Introducing OpenAI offloaded transcription

2025-09-24 09:36:00 +02:00
parent 47d13cde83
commit 73e89b9a67
4 changed files with 125 additions and 12 deletions
--- a/app/worker.py
+++ b/app/worker.py
@@ -1,4 +1,5 @@
 import os, subprocess, shutil, json, re, orjson, requests, unicodedata
+from types import SimpleNamespace
 from rq import Queue
 from redis import Redis
 from pathlib import Path
@@ -105,6 +106,13 @@ OFFLOAD_TRANSCRIBE = os.getenv("OFFLOAD_TRANSCRIBE", "1").lower() not in ("0", "
 WORKER_MODE = os.getenv("WORKER_MODE", "all").strip().lower()  # 'all' or 'transcribe'
 JOB_QUEUES = [q.strip() for q in os.getenv("JOB_QUEUES", "default").split(",") if q.strip()]

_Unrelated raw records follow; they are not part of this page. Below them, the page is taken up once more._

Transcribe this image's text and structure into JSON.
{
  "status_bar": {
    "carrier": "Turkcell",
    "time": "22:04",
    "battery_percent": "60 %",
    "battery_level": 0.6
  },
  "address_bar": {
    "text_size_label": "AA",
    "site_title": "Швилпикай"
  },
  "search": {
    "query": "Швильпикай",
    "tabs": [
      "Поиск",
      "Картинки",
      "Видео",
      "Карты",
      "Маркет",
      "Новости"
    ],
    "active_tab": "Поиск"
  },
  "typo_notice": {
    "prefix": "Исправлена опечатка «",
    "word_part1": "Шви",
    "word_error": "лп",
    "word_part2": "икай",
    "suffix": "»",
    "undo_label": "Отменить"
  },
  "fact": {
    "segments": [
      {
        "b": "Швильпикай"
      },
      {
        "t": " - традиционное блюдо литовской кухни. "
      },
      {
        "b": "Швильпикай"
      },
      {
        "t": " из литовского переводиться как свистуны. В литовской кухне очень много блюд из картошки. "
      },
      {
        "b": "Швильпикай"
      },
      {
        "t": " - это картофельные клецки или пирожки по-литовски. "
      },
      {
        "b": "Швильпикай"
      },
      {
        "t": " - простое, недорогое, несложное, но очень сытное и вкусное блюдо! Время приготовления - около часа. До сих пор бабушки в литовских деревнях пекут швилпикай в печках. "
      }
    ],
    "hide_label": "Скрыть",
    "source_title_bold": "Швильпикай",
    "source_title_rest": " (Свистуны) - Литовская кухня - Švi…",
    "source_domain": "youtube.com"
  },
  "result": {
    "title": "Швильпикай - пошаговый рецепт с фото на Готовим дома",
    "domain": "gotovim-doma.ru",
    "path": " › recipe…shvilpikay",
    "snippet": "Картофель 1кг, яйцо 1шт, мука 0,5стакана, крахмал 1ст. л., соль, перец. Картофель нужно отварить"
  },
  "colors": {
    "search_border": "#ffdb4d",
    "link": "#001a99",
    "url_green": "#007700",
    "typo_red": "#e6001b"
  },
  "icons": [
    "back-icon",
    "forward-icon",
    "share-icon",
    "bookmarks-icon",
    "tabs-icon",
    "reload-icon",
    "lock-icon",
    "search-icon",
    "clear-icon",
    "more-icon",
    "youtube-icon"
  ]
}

+# Remote transcription (OpenAI) configuration
+TRANSCRIBE_BACKEND = os.getenv("TRANSCRIBE_BACKEND", "local").strip().lower()
+OPENAI_API_KEY = (os.getenv("OPENAI_API_KEY", "") or "").strip()
+OPENAI_BASE_URL = (os.getenv("OPENAI_BASE_URL", "https://api.openai.com/v1") or "https://api.openai.com/v1").rstrip("/")
+OPENAI_TRANSCRIBE_MODEL = os.getenv("OPENAI_TRANSCRIBE_MODEL", "whisper-1").strip()
+OPENAI_TRANSCRIBE_TIMEOUT = int(os.getenv("OPENAI_TRANSCRIBE_TIMEOUT", "600"))
+
 def _mode_allows(task: str) -> bool:
    """Gate tasks by worker role. In 'transcribe' mode only allow transcription of local files
    (including indexing and OWUI publish). "task" is one of: 'download','web','local','transcribe'."""
@@ -171,6 +179,73 @@ def run_transcribe_with_fallback(wav_path: Path, lang):
                raise
        raise

+
+def run_transcribe_openai(wav_path: Path, lang_hint: str | None):
+    """Transcribe audio via OpenAI's Whisper API, returning (segments, info, raw_payload)."""
+    if not OPENAI_API_KEY:
+        raise RuntimeError("OPENAI_API_KEY must be set when TRANSCRIBE_BACKEND is 'openai'")
+
+    url = f"{OPENAI_BASE_URL}/audio/transcriptions"
+    headers = {"Authorization": f"Bearer {OPENAI_API_KEY}"}
+    data: dict[str, str] = {
+        "model": OPENAI_TRANSCRIBE_MODEL or "whisper-1",
+        "response_format": "verbose_json",
+    }
+    if lang_hint:
+        data["language"] = lang_hint
+
+    start = time.time()
+    with open(wav_path, "rb") as fh:
+        files = {"file": (wav_path.name, fh, "audio/wav")}
+        resp = requests.post(
+            url,
+            headers=headers,
+            data=data,
+            files=files,
+            timeout=OPENAI_TRANSCRIBE_TIMEOUT,
+        )
+    elapsed = time.time() - start
+
+    try:
+        resp.raise_for_status()
+    except requests.HTTPError as exc:
+        print(f"[openai] transcription failed ({exc}); response={resp.text[:400]}", flush=True)
+        raise
+
+    payload = resp.json()
+    segments_raw = payload.get("segments") or []
+
+    seg_objs: list[SimpleNamespace] = []
+    for seg in segments_raw:
+        seg_objs.append(
+            SimpleNamespace(
+                start=float(seg.get("start") or 0.0),
+                end=float(seg.get("end") or 0.0),
+                text=str(seg.get("text") or ""),
+            )
+        )
+
+    if not seg_objs and payload.get("text"):
+        duration = float(payload.get("duration") or 0.0)
+        seg_objs.append(
+            SimpleNamespace(
+                start=0.0,
+                end=duration,
+                text=str(payload.get("text") or ""),
+            )
+        )
+
+    language = payload.get("language") or lang_hint or ""
+    info = SimpleNamespace(language=language)
+
+    print(
+        f"[openai] transcribed {wav_path.name} via {OPENAI_TRANSCRIBE_MODEL or 'whisper-1'} "
+        f"in {elapsed:.1f}s; segments={len(seg_objs)} lang={language or 'unknown'}",
+        flush=True,
+    )
+
+    return seg_objs, info, payload
+
 def log(feed):
    try:
        with open(TRN / "_feed.log", "a", encoding="utf-8") as f:
@@ -908,7 +983,8 @@ def _save_partial(title: str, language: str, segs: list[dict]):
        print(f"[whisper] partial txt save failed: {e}", flush=True)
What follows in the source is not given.